Pour Charlène Bachelet, policière municipale de profession, cela fait un peu trop de hasards malheureux. Elle décide d’alerter l’Agence régionale de santé de Normandie et réclame l’ouverture d’une enquête épidémiologique en bonne et due forme. "Ils m’ont pris immédiatement au sérieux," se félicite la jeune femme, "ils m’ont toutefois prévenu que ça risquait de prendre plusieurs mois." De fait, selon l’Institut national du cancer, l’incidence annuelle des cancers de l’enfant en France est estimée à 152,8 cas par million d’enfants. Donc un à deux cas pour 10.000 enfants…
«S’il y a une cause, on ne la connaît pas»
Contactée par l’ARS de Normandie, Santé Publique France dit «étudier le signalement». «On doit se rapprocher du registre national des cancers pédiatriques pour récupérer les informations cliniques et géographiques sur chacun des enfants malades, précise l’institution sanitaire. Cette étape nous permettra de confirmer le nombre d’enfants atteints, le type de tumeurs diagnostiqué ainsi que la période et la zone géographique concernées. Ce n’est qu’une fois ces informations analysées que l’on pourra savoir s’il y a ou non un cluster.» Sauf qu’il y a un hic : le registre national en question n’aurait pas encore fini de traiter les informations relatives à l’année 2017. Consciente du hiatus, l’ARS de Normandie a néanmoins pris langue avec le CHU de Rouen. Lequel devrait être sollicité pour fournir directement des données médicales sur les cas identifiés.
De son côté, pour compléter son alerte et garantir son suivi, Charlène Bachelet a, la semaine dernière, rencontré les élus locaux : les maires de Pont-de-l’Arche, d’Igoville mais aussi d’Alizay, village limitrophe d’Igoville, où sont implantées beaucoup d’entreprises industrielles, potentiellement polluantes. " Leur première réaction, ça a été la stupéfaction," se souvient la jeune femme. " À mon grand soulagement, tous m’ont assurée de leur appui complet dans mes recherches et mes démarches. Ils m’ont même proposé de l’aide pour créer une association si besoin était de mener des analyses complémentaires. Pour trouver un éventuel lien entre tous ces cancers pédiatriques déclarés. Cela va être compliqué," reconnaît la jeune maman." Pour le moment, le seul point commun, c’est le lieu. S’il y a une cause, on ne la connaît pas. À priori, ce n’est pas l’eau, Igoville et Pont-de-l’Arche n’étant pas sur le même réseau de distribution. Cela peut-il avoir un rapport avec les rejets des entreprises du coin ? Avec l’épandage ? Une pollution de l’air ? Du sol ? On n’en sait rien."

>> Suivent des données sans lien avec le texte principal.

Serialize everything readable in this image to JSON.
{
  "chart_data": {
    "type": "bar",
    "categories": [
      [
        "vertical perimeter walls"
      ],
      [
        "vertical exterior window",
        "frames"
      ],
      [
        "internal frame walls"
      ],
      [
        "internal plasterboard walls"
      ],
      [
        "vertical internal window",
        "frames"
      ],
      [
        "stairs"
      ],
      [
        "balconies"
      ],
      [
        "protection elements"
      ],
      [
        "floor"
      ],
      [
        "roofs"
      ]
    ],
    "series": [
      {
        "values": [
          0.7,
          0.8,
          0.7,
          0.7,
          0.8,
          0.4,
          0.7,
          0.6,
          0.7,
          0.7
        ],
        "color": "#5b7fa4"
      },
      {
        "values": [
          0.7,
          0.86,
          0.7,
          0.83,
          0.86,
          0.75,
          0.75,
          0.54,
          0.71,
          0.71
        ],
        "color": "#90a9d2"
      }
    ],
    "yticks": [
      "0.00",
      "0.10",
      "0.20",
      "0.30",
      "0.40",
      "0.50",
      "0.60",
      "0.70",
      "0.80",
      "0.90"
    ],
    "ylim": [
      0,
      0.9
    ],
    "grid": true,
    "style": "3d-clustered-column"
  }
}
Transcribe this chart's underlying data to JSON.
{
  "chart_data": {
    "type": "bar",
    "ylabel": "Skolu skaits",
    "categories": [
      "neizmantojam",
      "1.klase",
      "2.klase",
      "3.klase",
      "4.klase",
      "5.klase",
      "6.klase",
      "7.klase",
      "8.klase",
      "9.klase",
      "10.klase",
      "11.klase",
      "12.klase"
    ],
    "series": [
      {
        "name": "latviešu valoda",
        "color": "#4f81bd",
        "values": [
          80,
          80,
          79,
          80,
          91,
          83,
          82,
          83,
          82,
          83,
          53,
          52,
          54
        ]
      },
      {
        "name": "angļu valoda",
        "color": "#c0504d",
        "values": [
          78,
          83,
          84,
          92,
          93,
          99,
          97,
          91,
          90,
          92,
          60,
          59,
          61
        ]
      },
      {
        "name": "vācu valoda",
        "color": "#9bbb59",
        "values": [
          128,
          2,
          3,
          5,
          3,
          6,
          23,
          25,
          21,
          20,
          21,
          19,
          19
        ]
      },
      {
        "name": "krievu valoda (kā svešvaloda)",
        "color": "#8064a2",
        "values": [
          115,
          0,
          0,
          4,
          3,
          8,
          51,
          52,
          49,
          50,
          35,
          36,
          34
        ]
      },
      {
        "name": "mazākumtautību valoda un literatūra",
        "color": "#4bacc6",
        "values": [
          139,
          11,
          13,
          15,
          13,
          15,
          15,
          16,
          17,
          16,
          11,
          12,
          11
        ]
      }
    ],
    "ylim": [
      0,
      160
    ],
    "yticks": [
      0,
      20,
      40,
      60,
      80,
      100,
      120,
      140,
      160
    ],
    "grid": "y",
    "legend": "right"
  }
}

Pour l’heure, la population de Pont-de-l’Arche ne semble pas s’être trop émue de l’affaire. " Il n’y a pas plus de monde que d’habitude à la permanence du maire, "affirme le directeur général des services de la commune, qui ajoute prudemment : " Mais cela peut venir." 
Quoi qu’il en soit, les élus s’interrogent et l’enquête médicale est attendue. Charlène Bachelet a, elle,  décidé de ne pas attendre pour «faire tester» ses trois enfants.